The most evident of Christmas rituals in the US is the purchasing and giving of gifts. Mobs of buyers jamming the malls on Black Friday is usually the leading feature of that evening’s news. The profits of many retailers and their suppliers depends on sales during the holiday season, which has been extended backwards from Christmas day to Thanksgiving time and shows signs of starting even earlier.
The impoverished rituals of giving compared to Mauss’s stories of earlier times are another sign of the diminished interpersonal ties and lack of solidarity marking our culture today. Mauss and his followers used the word “inalienable” to distinguish the kinds of interchange of goods that retained the spirit of the giver. Contrast this with the way the word is most present in our historical context: The inalienable right to life, liberty, and happiness.
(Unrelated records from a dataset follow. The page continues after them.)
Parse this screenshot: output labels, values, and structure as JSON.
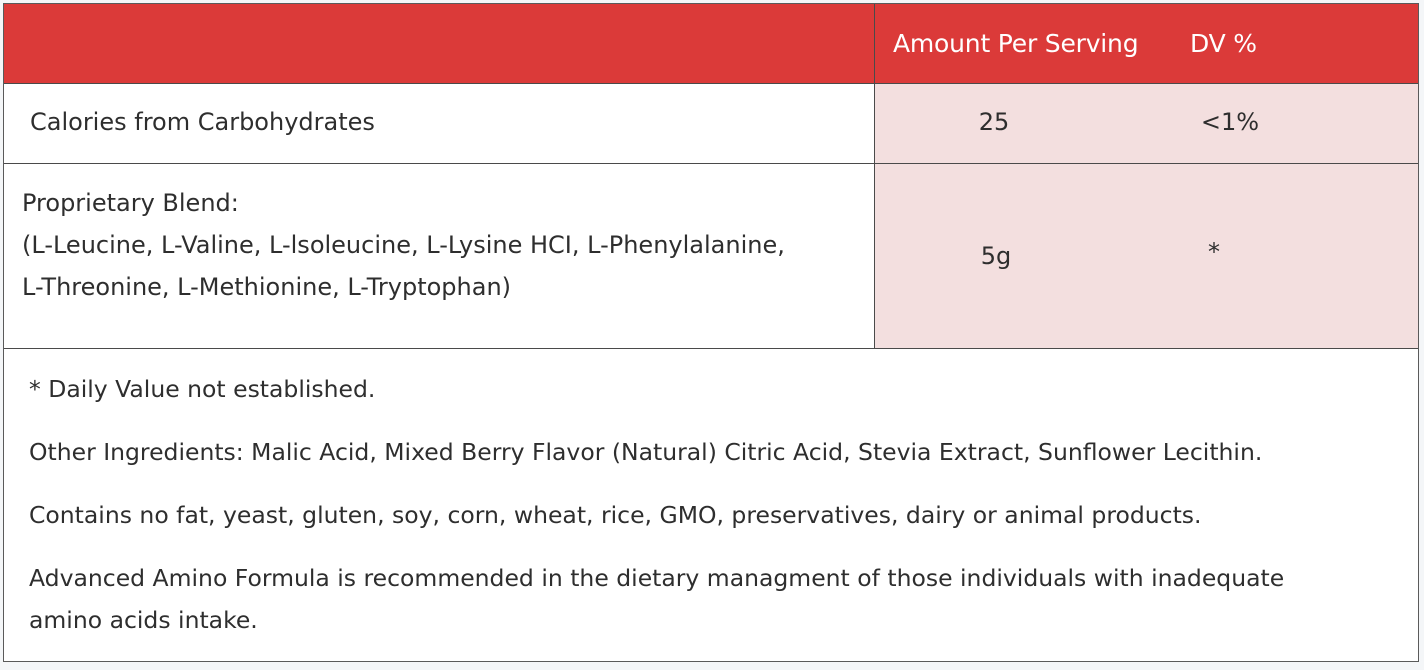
{
  "table": {
    "header": {
      "amount_label": "Amount Per Serving",
      "dv_label": "DV %"
    },
    "rows": [
      {
        "name": "Calories from Carbohydrates",
        "amount": "25",
        "dv": "<1%"
      },
      {
        "name_lines": [
          "Proprietary Blend:",
          "(L-Leucine, L-Valine, L-lsoleucine, L-Lysine HCI, L-Phenylalanine,",
          "L-Threonine, L-Methionine, L-Tryptophan)"
        ],
        "amount": "5g",
        "dv": "*"
      }
    ]
  },
  "notes": {
    "daily_value": "* Daily Value not established.",
    "other_ingredients": "Other Ingredients: Malic Acid, Mixed Berry Flavor (Natural) Citric Acid, Stevia Extract, Sunflower Lecithin.",
    "contains": "Contains no fat, yeast, gluten, soy, corn, wheat, rice, GMO, preservatives, dairy or animal products.",
    "recommendation_lines": [
      "Advanced Amino Formula is recommended in the dietary managment of those individuals with inadequate",
      "amino acids intake."
    ]
  },
  "colors": {
    "header_bg": "#db3a39",
    "value_cell_bg": "#f3dfdf",
    "border": "#4a4a4a"
  }
}
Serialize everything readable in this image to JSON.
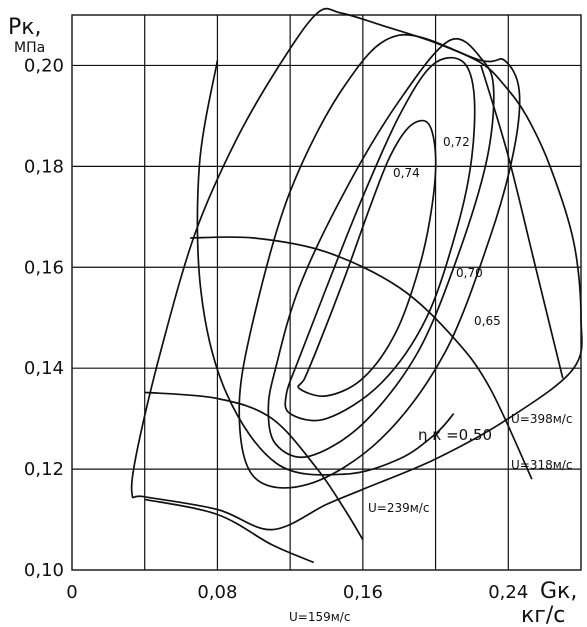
{
  "chart_data": {
    "type": "line",
    "title": "",
    "ylabel_symbol": "Pк,",
    "ylabel_unit": "МПа",
    "xlabel_symbol": "Gк,",
    "xlabel_unit": "кг/с",
    "xlim": [
      0,
      0.28
    ],
    "ylim": [
      0.1,
      0.21
    ],
    "grid": true,
    "x_ticks": [
      {
        "value": 0,
        "label": "0"
      },
      {
        "value": 0.08,
        "label": "0,08"
      },
      {
        "value": 0.16,
        "label": "0,16"
      },
      {
        "value": 0.24,
        "label": "0,24"
      }
    ],
    "y_ticks": [
      {
        "value": 0.1,
        "label": "0,10"
      },
      {
        "value": 0.12,
        "label": "0,12"
      },
      {
        "value": 0.14,
        "label": "0,14"
      },
      {
        "value": 0.16,
        "label": "0,16"
      },
      {
        "value": 0.18,
        "label": "0,18"
      },
      {
        "value": 0.2,
        "label": "0,20"
      }
    ],
    "grid_x": [
      0.04,
      0.08,
      0.12,
      0.16,
      0.2,
      0.24
    ],
    "grid_y": [
      0.12,
      0.14,
      0.16,
      0.18,
      0.2
    ],
    "map_boundary": {
      "label": "",
      "x": [
        0.033,
        0.036,
        0.05,
        0.068,
        0.09,
        0.114,
        0.135,
        0.148,
        0.17,
        0.2,
        0.225,
        0.238,
        0.25,
        0.263,
        0.276,
        0.28,
        0.276,
        0.24,
        0.2,
        0.16,
        0.14,
        0.11,
        0.08,
        0.04,
        0.033
      ],
      "y": [
        0.1151,
        0.124,
        0.145,
        0.167,
        0.185,
        0.2,
        0.2104,
        0.2104,
        0.208,
        0.2045,
        0.2005,
        0.196,
        0.19,
        0.18,
        0.165,
        0.15,
        0.14,
        0.13,
        0.122,
        0.116,
        0.113,
        0.108,
        0.112,
        0.1145,
        0.1151
      ]
    },
    "speed_lines": [
      {
        "label": "U=159м/с",
        "x": [
          0.04,
          0.08,
          0.11,
          0.133
        ],
        "y": [
          0.114,
          0.111,
          0.105,
          0.1015
        ]
      },
      {
        "label": "U=239м/с",
        "x": [
          0.04,
          0.08,
          0.11,
          0.135,
          0.15,
          0.16
        ],
        "y": [
          0.1352,
          0.134,
          0.13,
          0.12,
          0.112,
          0.106
        ]
      },
      {
        "label": "U=318м/с",
        "x": [
          0.065,
          0.1,
          0.14,
          0.18,
          0.21,
          0.23,
          0.253
        ],
        "y": [
          0.1658,
          0.1658,
          0.163,
          0.156,
          0.146,
          0.136,
          0.118
        ]
      },
      {
        "label": "U=398м/с",
        "x": [
          0.225,
          0.24,
          0.255,
          0.27
        ],
        "y": [
          0.2,
          0.182,
          0.16,
          0.138
        ]
      }
    ],
    "efficiency_contours": [
      {
        "label": "0,74",
        "closed": true,
        "x": [
          0.125,
          0.14,
          0.16,
          0.178,
          0.191,
          0.198,
          0.2,
          0.196,
          0.186,
          0.175,
          0.164,
          0.15,
          0.135,
          0.128,
          0.125
        ],
        "y": [
          0.136,
          0.1345,
          0.138,
          0.147,
          0.16,
          0.172,
          0.182,
          0.1885,
          0.188,
          0.182,
          0.172,
          0.158,
          0.144,
          0.138,
          0.136
        ]
      },
      {
        "label": "0,72",
        "closed": true,
        "x": [
          0.12,
          0.14,
          0.17,
          0.195,
          0.212,
          0.22,
          0.221,
          0.214,
          0.198,
          0.18,
          0.16,
          0.14,
          0.125,
          0.118,
          0.12
        ],
        "y": [
          0.131,
          0.13,
          0.137,
          0.15,
          0.168,
          0.182,
          0.195,
          0.201,
          0.2,
          0.19,
          0.174,
          0.156,
          0.142,
          0.135,
          0.131
        ]
      },
      {
        "label": "0,70",
        "closed": true,
        "x": [
          0.112,
          0.13,
          0.16,
          0.19,
          0.212,
          0.228,
          0.232,
          0.226,
          0.208,
          0.18,
          0.15,
          0.125,
          0.112,
          0.108,
          0.112
        ],
        "y": [
          0.125,
          0.1225,
          0.129,
          0.143,
          0.162,
          0.181,
          0.195,
          0.201,
          0.205,
          0.193,
          0.175,
          0.156,
          0.14,
          0.132,
          0.125
        ]
      },
      {
        "label": "0,65",
        "closed": true,
        "x": [
          0.1,
          0.13,
          0.17,
          0.205,
          0.23,
          0.243,
          0.246,
          0.238,
          0.225,
          0.18,
          0.15,
          0.12,
          0.1,
          0.092,
          0.1
        ],
        "y": [
          0.1185,
          0.117,
          0.126,
          0.143,
          0.166,
          0.183,
          0.195,
          0.201,
          0.201,
          0.206,
          0.196,
          0.175,
          0.15,
          0.132,
          0.1185
        ]
      },
      {
        "label": "η к =0,50",
        "closed": false,
        "x": [
          0.08,
          0.07,
          0.071,
          0.085,
          0.113,
          0.15,
          0.18,
          0.2,
          0.21
        ],
        "y": [
          0.201,
          0.18,
          0.155,
          0.135,
          0.121,
          0.119,
          0.122,
          0.127,
          0.131
        ]
      }
    ]
  }
}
But it is not so widely known that “happiness” was substituted for “property” in the verbal voyage from John Locke’s earlier declarations of the rights of man, and the Virginia Declaration that preceded the Nation’s by only a few weeks. But the sense of the word is just the opposite of Mauss’s usage. Property is delineated by ownership only, without regard to its source.
Fast forward to today and it becomes clear why it is so hard to find the spirit of Christmas in any place other than the mug of eggnog that has become the traditional quaff. I googled “Spirit of Christmas” and got little but tales of popular music and commercial endeavors. When I added “true” I got a collection that began to depart from the commercial character of the results of the first search, but not far. The ones that seem most relevant to me have to do with generosity, not of the value of the presents, but of the richness of “one’s loving presence.”
In this sense, one gives of him or herself, with no expectation of return. It might seem that this form of giving is not quite the same as Mauss’s notion of reciprocity, but I believe that it carries the same significance. If I truly give someone a piece of me, I have created a tie that that will last forever. It is almost impossible to return that piece back to me without leaving a bit of it in place. And unless we become separated, and, even under those circumstances, I will get a piece from the recipient in return some time. Thus, as Mauss has told us, strong ties are created, building solidarity among us. This process is the true Christmas spirit, but cannot be found in the diminished exchange of the commodities we now call gifts. Although we return to Dickens’s Tiny Tim at this season, we tend to watch it amidst a flurry of advertisements. Can we, in this era of commercialization and alienation, learn from Scrooge’s transformation that the spirit lurks everywhere, waiting to be freed by the simplest of acts–the giving of gifts.